Es difícil imaginar que años después, cuando a mediados de 1966 García Márquez finalizó Cien años de soledad, tuvo que formarse con su mujer por varias horas en el Monte de Piedad del Centro Histórico de la Ciudad de México para empeñar el secador, la batidora y el calentador, y pagar la correspondencia del manuscrito a la casa de publicaciones de origen argentino Sudamericana.
En esa ocasión, su esposa, Mercedes Barcha, mejor conocida como La Gaba, le comentó: “Oye, Gabo, ahora lo único que falta es que esta novela sea mala”.
En pocos días los directivos de la editorial le respondieron con un contrato y una suma de adelanto sin precedentes en América Latina, 500 mil dólares. Con aquel dinero terminarían finalmente sus penurias económicas. En México, Cien años de soledad no sólo fue recibida con entusiasmo por Carlos Fuentes y otros amigos del Gabo, sino por los mismos lectores cuando vio la luz un 30 de mayo de 1967.

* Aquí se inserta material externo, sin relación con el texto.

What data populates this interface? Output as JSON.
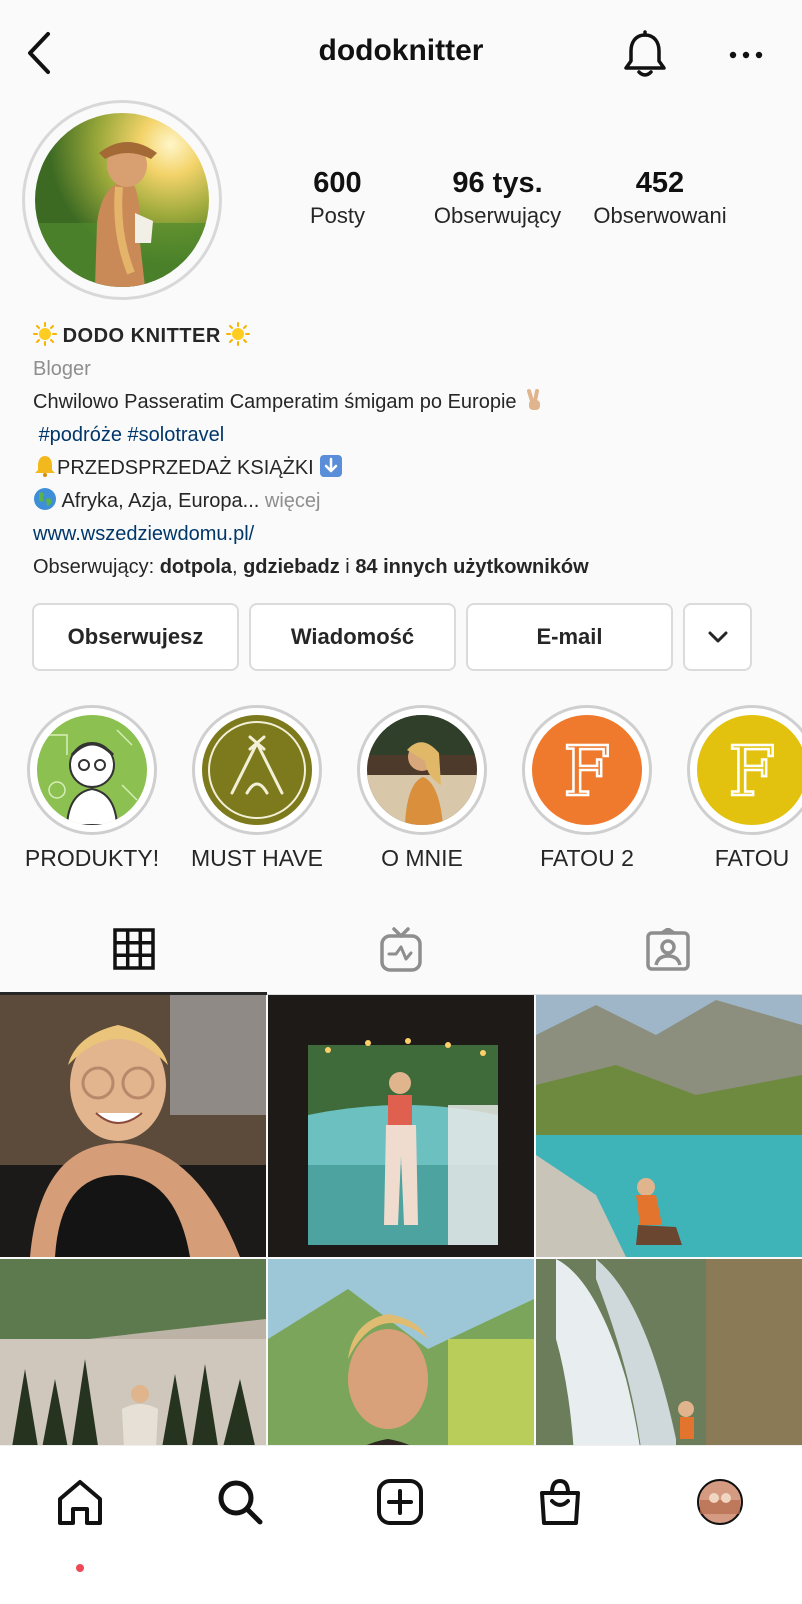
{
  "header": {
    "username": "dodoknitter"
  },
  "profile": {
    "stats": [
      {
        "value": "600",
        "label": "Posty"
      },
      {
        "value": "96 tys.",
        "label": "Obserwujący"
      },
      {
        "value": "452",
        "label": "Obserwowani"
      }
    ]
  },
  "bio": {
    "name": "DODO KNITTER",
    "category": "Bloger",
    "line1": "Chwilowo Passeratim Camperatim śmigam po Europie",
    "hashtags": "#podróże #solotravel",
    "line_preorder": "PRZEDSPRZEDAŻ KSIĄŻKI",
    "line_places": "Afryka, Azja, Europa...",
    "more": "więcej",
    "link": "www.wszedziewdomu.pl/",
    "followed_by_prefix": "Obserwujący:",
    "followed_by_user1": "dotpola",
    "followed_by_sep": ",",
    "followed_by_user2": "gdziebadz",
    "followed_by_and": "i",
    "followed_by_rest": "84 innych użytkowników"
  },
  "actions": {
    "following_label": "Obserwujesz",
    "message_label": "Wiadomość",
    "email_label": "E-mail",
    "dropdown_icon": "chevron-down-icon"
  },
  "highlights": [
    {
      "label": "PRODUKTY!",
      "color": "#8cc152"
    },
    {
      "label": "MUST HAVE",
      "color": "#7d7a1e"
    },
    {
      "label": "O MNIE",
      "color": "#b07a4a"
    },
    {
      "label": "FATOU 2",
      "color": "#ef7a2e"
    },
    {
      "label": "FATOU",
      "color": "#e3c20f"
    }
  ],
  "tabs": [
    {
      "icon": "grid-icon",
      "active": true
    },
    {
      "icon": "igtv-icon",
      "active": false
    },
    {
      "icon": "tagged-icon",
      "active": false
    }
  ],
  "bottom_nav": [
    {
      "icon": "home-icon"
    },
    {
      "icon": "search-icon"
    },
    {
      "icon": "new-post-icon"
    },
    {
      "icon": "shop-icon"
    },
    {
      "icon": "profile-avatar-icon"
    }
  ],
  "colors": {
    "link": "#00376b",
    "muted": "#8e8e8e",
    "notification_dot": "#ed4956"
  }
}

A los 15 días se preparó una segunda edición de 10 mil ejemplares y en toda América Latina había una gran demanda. En México se solicitaron 20 mil ejemplares y en países extranjeros querían publicarla en su idioma. Todos hablaban de la novela ilustrada por Vicente Rojo. En tan sólo tres años vendió 600 mil ejemplares, y en ocho, aumentó a dos millones, el resto es historia.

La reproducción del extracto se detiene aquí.